“He was flirting with her—possibly to annoy her father, who had just refused to invest in his latest venture, or perhaps he fancied an heiress for a wife.”
“Sounds more like Davidson’s motive to me,” Flynn said. “She’s little more than a child.”
“True, but don’t be fooled. There is hidden steel behind that sweetness.”
“Thereissweetness?” Flynn asked in a slightly odd voice, as though he doubted it and believed it at the same time. Or wanted to.
“Oh yes. She is struggling and somewhat lost. I doubt you have seen her at her best.”
Harris pounced. “Meaning she’s protecting someone?”
“They’re all protecting someone,” Grey said broodingly. “Not necessarily the same someone, either.”
“Who’s your money on, then, sir?” Flynn asked, and received another scowl from Harris.
“I don’t have enough information,” Grey said.

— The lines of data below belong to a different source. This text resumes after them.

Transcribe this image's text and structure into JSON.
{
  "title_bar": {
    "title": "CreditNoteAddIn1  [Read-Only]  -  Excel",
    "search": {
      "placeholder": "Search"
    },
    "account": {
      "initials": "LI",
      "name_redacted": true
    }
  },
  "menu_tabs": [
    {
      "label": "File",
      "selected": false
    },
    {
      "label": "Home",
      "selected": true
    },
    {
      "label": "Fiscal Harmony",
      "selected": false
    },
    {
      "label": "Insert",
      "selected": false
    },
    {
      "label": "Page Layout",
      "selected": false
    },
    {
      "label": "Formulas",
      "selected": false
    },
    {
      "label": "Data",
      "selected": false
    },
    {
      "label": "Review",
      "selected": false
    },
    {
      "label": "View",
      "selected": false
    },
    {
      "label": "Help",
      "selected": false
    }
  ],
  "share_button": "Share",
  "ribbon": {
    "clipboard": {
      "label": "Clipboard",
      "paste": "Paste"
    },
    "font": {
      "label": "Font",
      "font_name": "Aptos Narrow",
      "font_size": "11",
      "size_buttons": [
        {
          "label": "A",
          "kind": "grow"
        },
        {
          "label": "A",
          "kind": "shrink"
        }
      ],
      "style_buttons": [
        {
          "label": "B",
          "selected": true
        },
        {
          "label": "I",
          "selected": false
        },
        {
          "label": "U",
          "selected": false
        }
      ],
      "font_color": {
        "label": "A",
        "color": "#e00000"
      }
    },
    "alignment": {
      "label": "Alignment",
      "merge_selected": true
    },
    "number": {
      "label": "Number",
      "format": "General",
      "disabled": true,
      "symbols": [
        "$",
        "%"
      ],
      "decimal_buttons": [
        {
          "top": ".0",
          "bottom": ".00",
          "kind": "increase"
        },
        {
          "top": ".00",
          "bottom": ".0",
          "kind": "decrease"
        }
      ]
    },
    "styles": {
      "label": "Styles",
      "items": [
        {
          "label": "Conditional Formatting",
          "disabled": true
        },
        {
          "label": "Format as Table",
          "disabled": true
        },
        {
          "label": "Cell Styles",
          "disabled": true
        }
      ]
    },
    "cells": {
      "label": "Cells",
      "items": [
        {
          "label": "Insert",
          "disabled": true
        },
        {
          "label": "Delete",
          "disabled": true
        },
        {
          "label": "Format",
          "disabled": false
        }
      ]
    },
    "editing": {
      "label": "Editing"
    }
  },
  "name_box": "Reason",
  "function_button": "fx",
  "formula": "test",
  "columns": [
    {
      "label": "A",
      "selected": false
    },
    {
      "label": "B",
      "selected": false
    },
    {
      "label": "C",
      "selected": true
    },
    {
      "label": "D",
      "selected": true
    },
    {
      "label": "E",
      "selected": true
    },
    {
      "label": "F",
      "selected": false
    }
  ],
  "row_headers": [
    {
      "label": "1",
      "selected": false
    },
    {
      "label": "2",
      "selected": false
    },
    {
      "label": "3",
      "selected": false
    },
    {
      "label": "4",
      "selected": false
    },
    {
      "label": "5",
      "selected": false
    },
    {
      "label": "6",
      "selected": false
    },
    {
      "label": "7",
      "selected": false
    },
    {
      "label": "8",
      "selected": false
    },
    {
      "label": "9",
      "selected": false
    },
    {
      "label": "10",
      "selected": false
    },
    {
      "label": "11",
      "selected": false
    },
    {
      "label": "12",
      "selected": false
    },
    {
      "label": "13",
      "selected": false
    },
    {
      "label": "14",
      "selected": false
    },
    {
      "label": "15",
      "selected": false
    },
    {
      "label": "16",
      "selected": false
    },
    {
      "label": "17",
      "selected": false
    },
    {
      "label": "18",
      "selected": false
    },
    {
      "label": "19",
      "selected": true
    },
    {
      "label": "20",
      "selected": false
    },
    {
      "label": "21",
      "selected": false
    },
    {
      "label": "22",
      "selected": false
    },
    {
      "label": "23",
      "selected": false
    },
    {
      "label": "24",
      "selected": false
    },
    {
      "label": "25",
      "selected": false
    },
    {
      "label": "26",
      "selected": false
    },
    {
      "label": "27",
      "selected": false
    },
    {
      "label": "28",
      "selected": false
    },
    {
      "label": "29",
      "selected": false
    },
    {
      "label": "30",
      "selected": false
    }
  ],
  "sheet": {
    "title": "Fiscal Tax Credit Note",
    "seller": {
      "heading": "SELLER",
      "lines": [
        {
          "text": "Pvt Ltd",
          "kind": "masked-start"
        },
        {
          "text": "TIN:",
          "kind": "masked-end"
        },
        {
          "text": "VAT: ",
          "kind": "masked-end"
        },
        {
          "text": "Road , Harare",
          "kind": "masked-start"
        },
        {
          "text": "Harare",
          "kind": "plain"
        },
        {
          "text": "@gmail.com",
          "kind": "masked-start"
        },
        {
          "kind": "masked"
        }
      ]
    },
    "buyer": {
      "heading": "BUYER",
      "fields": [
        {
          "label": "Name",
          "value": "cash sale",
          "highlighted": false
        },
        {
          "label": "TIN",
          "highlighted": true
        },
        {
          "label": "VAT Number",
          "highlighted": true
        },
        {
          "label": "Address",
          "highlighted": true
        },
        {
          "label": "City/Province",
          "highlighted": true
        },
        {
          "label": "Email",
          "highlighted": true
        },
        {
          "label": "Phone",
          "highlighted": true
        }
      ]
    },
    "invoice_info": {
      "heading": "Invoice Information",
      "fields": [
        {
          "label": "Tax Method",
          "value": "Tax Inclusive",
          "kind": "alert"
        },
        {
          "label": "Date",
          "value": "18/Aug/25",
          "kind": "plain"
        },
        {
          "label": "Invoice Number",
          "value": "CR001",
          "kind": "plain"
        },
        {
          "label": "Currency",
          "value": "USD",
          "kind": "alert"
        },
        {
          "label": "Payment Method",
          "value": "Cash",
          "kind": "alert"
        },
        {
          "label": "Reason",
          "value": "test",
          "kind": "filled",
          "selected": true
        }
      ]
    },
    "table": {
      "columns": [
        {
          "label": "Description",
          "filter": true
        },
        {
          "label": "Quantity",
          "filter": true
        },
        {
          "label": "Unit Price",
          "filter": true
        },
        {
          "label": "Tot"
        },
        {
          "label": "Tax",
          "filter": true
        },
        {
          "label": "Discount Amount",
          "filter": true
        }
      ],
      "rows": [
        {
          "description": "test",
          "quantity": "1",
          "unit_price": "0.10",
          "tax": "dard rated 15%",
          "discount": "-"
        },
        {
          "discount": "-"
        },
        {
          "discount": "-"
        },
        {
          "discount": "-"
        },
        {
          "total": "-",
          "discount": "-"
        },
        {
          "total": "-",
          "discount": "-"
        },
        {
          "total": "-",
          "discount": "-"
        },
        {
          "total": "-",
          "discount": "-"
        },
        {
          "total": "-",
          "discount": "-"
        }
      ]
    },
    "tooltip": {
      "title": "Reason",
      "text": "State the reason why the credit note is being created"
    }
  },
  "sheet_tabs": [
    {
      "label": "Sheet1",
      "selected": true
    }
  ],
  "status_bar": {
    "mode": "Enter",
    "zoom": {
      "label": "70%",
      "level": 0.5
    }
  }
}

“Evasion,” Constance accused him.
“What about you, ma’am?” Flynn asked.
“Davidson,” she said. “He’s still sucking up to one of the Winsom children. And you, inspector?”
Harris hesitated, turning his glass on the table. Then he said decisively, “Mrs. Bolton. She had the best motive and opportunity. She admitted being with him during the time he probably died.” He met Constance’s gaze. “You don’t agree with me?”
“I don’t think I do,” she replied. “The knife was stolen from the kitchen the night before, before Mrs. Winsom had delivered her congé. And besides, she didn’t return to the house over the flowerbed.”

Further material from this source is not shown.